Key Points – May 9, 2017:
Synopsis: Good Tuesday morning! Today we discuss our latest thoughts on excessive rainfall and heavy rains mid-week and the active pattern continuing mid to late month. Have a blessed day!
Current Radar:
Simulated radar from the latest 3km NAM below…scattered showers and storms the rest of today, with storms increasing in coverage hanging around Wednesday night into Thursday along a frontal boundary…this is where we need to look for heavy rainfall including flash flooding and even some stronger storms.
Excessive Rainfall threat mid-week…as mentioned in the video, we do think this risk could shift slightly further north to include more of northern Missouri, southern Nebraska and southern Iowa.
Wind gusts over the next 4 days:
Latest long-range outlooks updates this morning…warmth expected over the next week followed by some cooler anomalies getting into the week 2 timeframe across the western half of the Zone. Meanwhile, we continue the above normal rainfall trend into mid-month…there’s just no signal right now that indicates these heavier rains shut off. More in the long-range later this morning.
Confidence and Risk:
- Average confidence the showers remain across the western half of the zone today.
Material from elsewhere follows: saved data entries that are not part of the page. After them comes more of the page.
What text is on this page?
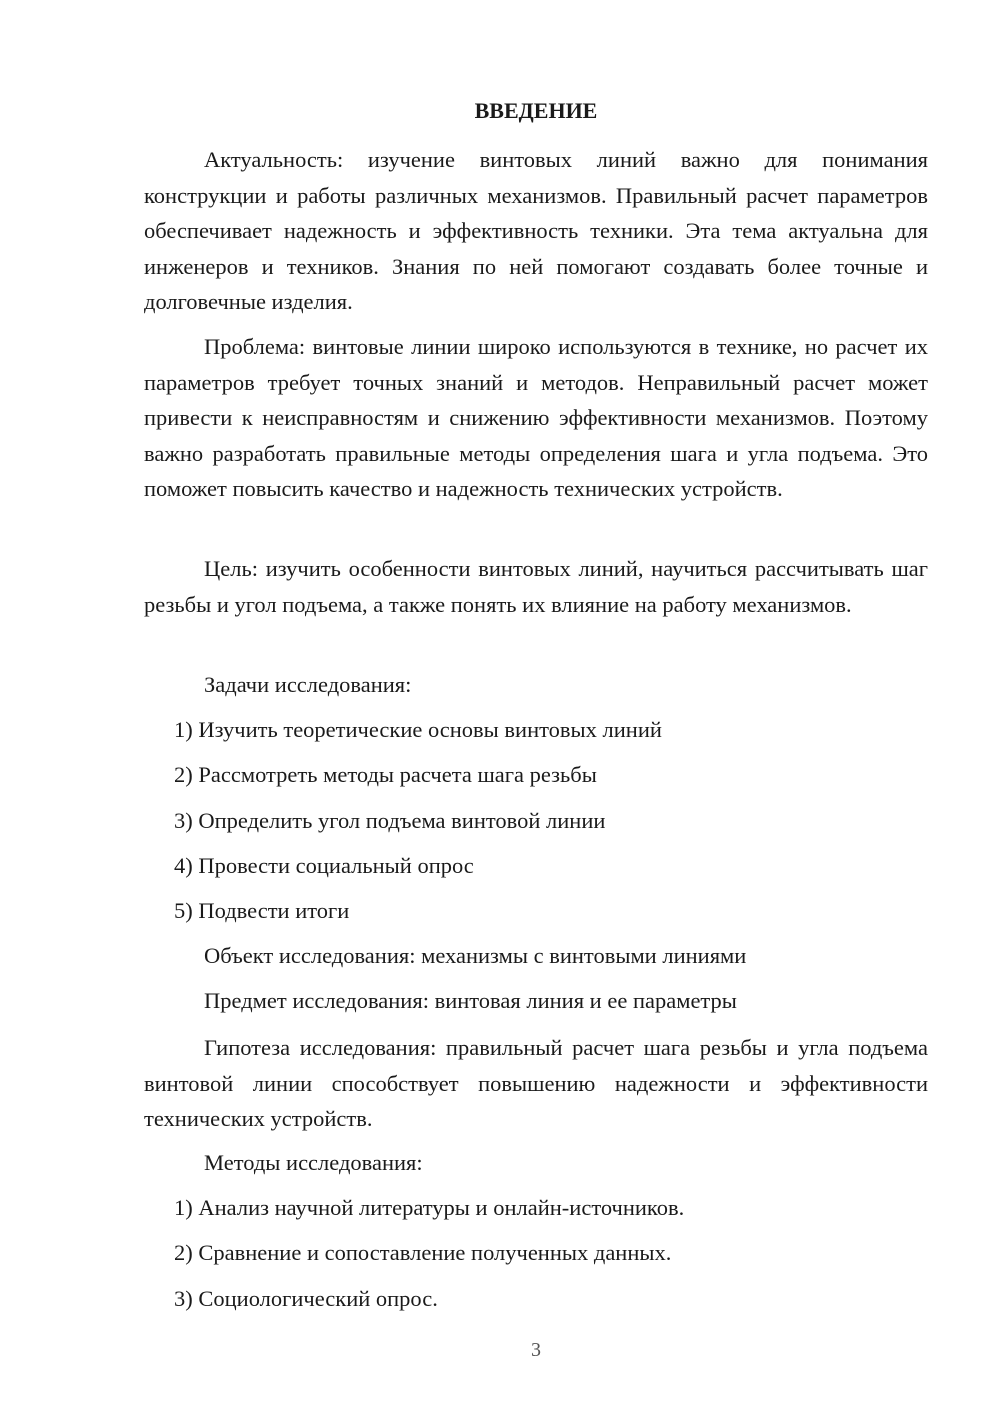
ВВЕДЕНИЕ

Актуальность: изучение винтовых линий важно для понимания конструкции и работы различных механизмов. Правильный расчет параметров обеспечивает надежность и эффективность техники. Эта тема актуальна для инженеров и техников. Знания по ней помогают создавать более точные и долговечные изделия.

Проблема: винтовые линии широко используются в технике, но расчет их параметров требует точных знаний и методов. Неправильный расчет может привести к неисправностям и снижению эффективности механизмов. Поэтому важно разработать правильные методы определения шага и угла подъема. Это поможет повысить качество и надежность технических устройств.

Цель: изучить особенности винтовых линий, научиться рассчитывать шаг резьбы и угол подъема, а также понять их влияние на работу механизмов.

Задачи исследования:

1) Изучить теоретические основы винтовых линий

2) Рассмотреть методы расчета шага резьбы

3) Определить угол подъема винтовой линии

4) Провести социальный опрос

5) Подвести итоги

Объект исследования: механизмы с винтовыми линиями

Предмет исследования: винтовая линия и ее параметры

Гипотеза исследования: правильный расчет шага резьбы и угла подъема винтовой линии способствует повышению надежности и эффективности технических устройств.

Методы исследования:

1) Анализ научной литературы и онлайн-источников.

2) Сравнение и сопоставление полученных данных.

3) Социологический опрос.

3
- Above average risk for strong storms across the far western zone locations today as well.
- Average confidence in the specifics of where the storms firing across the frontal boundary on Wednesday into Thursday.
- Average risk for some additional excessive rainfall and localized flash flooding Wednesday into Thursday as well.
- Average risk for some stronger storms across southern Nebraska, southern Iowa, NW Missouri into portions of Kansas.